Typically, Keshu was brooding again, always focused on the worst-case scenario. "She may not be resident in the city. Maybe she lives in Delhi, or Bangalore, and only comes here to visit. To kill-if she is our killer. Which reminds me that once we have an image, it must be disseminated to every police department in the country. So we have a country to search, not just Sagramanda."
"Yes sir." Bubba was clearly disheartened by his superior's coldly professional analysis.
"Furthermore," the inspector continued, "it is also possible that she lives outside the country and only visits to commit murder." He was deep in thought now, arguing with himself. "But I think that less likely, since it would be too easy to pick out such an individual at points of entry. No, I think our serial killer lives in the country, though not necessarily in the city. I am less certain the witness we seek is European. Perhaps she is mixed. That would extend the list of possible suspects into the many tens of thousands."
He sighed and leaned back against the cushioning seat. It had been designed and built by Maruti to comfort and protect a body at pursuit speeds up to 300k an hour. Given the population density within Sagramanda, however, chase speeds tended to be in the single digits.

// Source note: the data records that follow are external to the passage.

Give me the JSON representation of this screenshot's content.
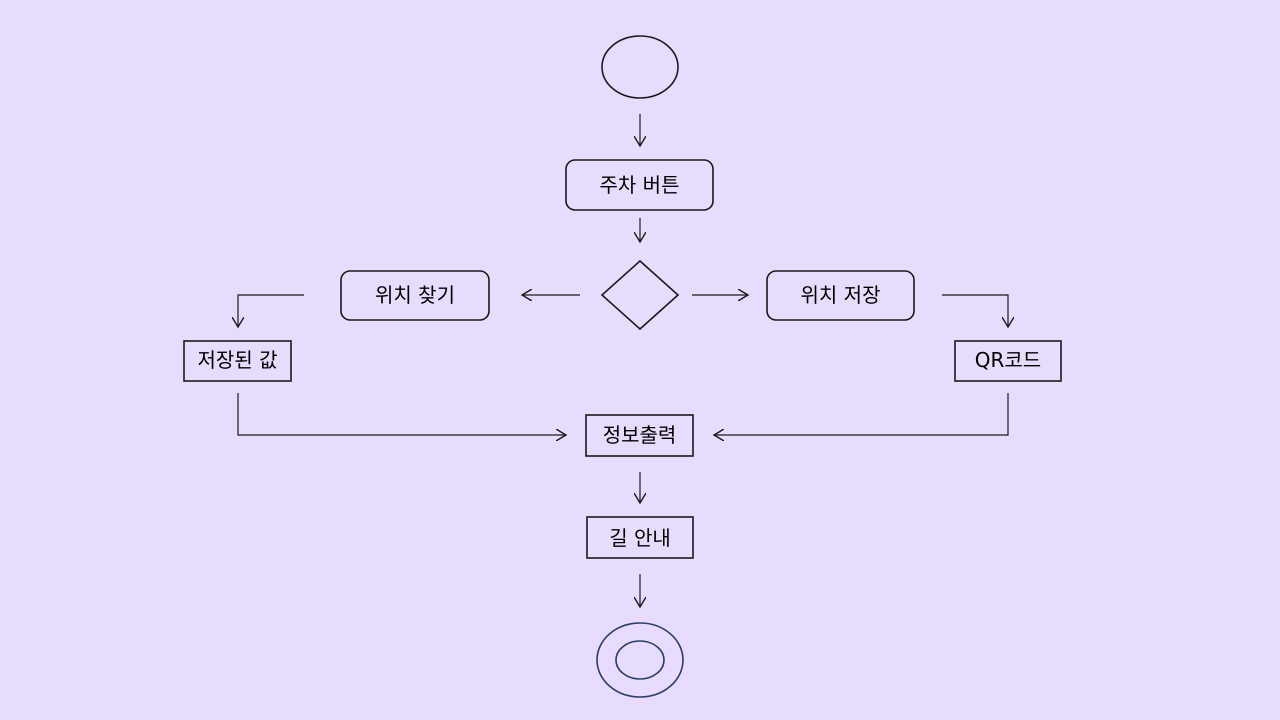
{
  "diagram": {
    "nodes": {
      "parking_button": "주차 버튼",
      "find_location": "위치 찾기",
      "save_location": "위치 저장",
      "saved_value": "저장된 값",
      "qr_code": "QR코드",
      "info_output": "정보출력",
      "navigation": "길 안내"
    }
  },
  "colors": {
    "background": "#e8dcfd",
    "stroke": "#1a1a1a",
    "end_node_stroke": "#2c3e66"
  }
}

"If our quarry is a woman," he went on, "it would go a long way toward explaining the killer's success. Most people would not expect from a woman the kind of violence on display in the official Forensics' recordings. And she might successfully slip in and out of places with a large knife or sword where local Security would immediately detect a gun." He could not keep from thinking of the ceremonial kirpan at his waist whose function was purely religious.
"She could be working with the actual killer," Bubba suggested as they dove off the expressway and back onto city streets. "Maybe she serves as the bait."
Keshu nodded slowly. "But to what end? None of the victims who have been slain in this manner, including our unlucky Australians, had anything missing from their person. So robbery is not a motive, either for a solo killer, a pair, or a group. Neither have any of the victims been sexually assaulted. They do not appear to be linked by anything: gender, age, ethnicity, caste-nothing. The only thing that ties them together is the method by which they were murdered." He looked over at the corporal. "We are faced with the worst kind of serial killer: one who slays arbitrarily, and generates no pattern."
"Well, at least now we have, if not a direct link to the killer, a potential witness, sir."
The corporal was being disingenuous, Keshu knew. Trying to offer a glimmer of hope to a senior inspector notorious for his pessimism. He ought to be grateful for the thought, but he was too depressed.
Instead of someone performing random acts of kindness they had someone, or several someones, at large in the city intent on carrying out random acts of murder. If resourceful in hiding their tracks and good at leaving no clues, such an individual would be difficult enough to track down in a town of ten thousand. In Sagramanda, such a task was more than daunting. It was also a challenge; something that had driven Keshu since before he had undergone the sacred Amrit ceremony. Whether the challenge would prove too great for him and for the entire department to handle remained to be seen. Meanwhile, he had already come to one certain conclusion about their killer or killers.
They were not going to stop killing of their own accord.
Motive, he thought furiously. If only they could come up with a motive. Even serial killers had reasons for the outrages they committed. What bound the blade-slain victims together? What link was he overlooking?
Corporal Bubba said nothing more during the remainder of the drive back to headquarters, addressing himself neither to the car's AI nor to its other human occupant. He knew that both were deeply engaged in the business of pro cessing information.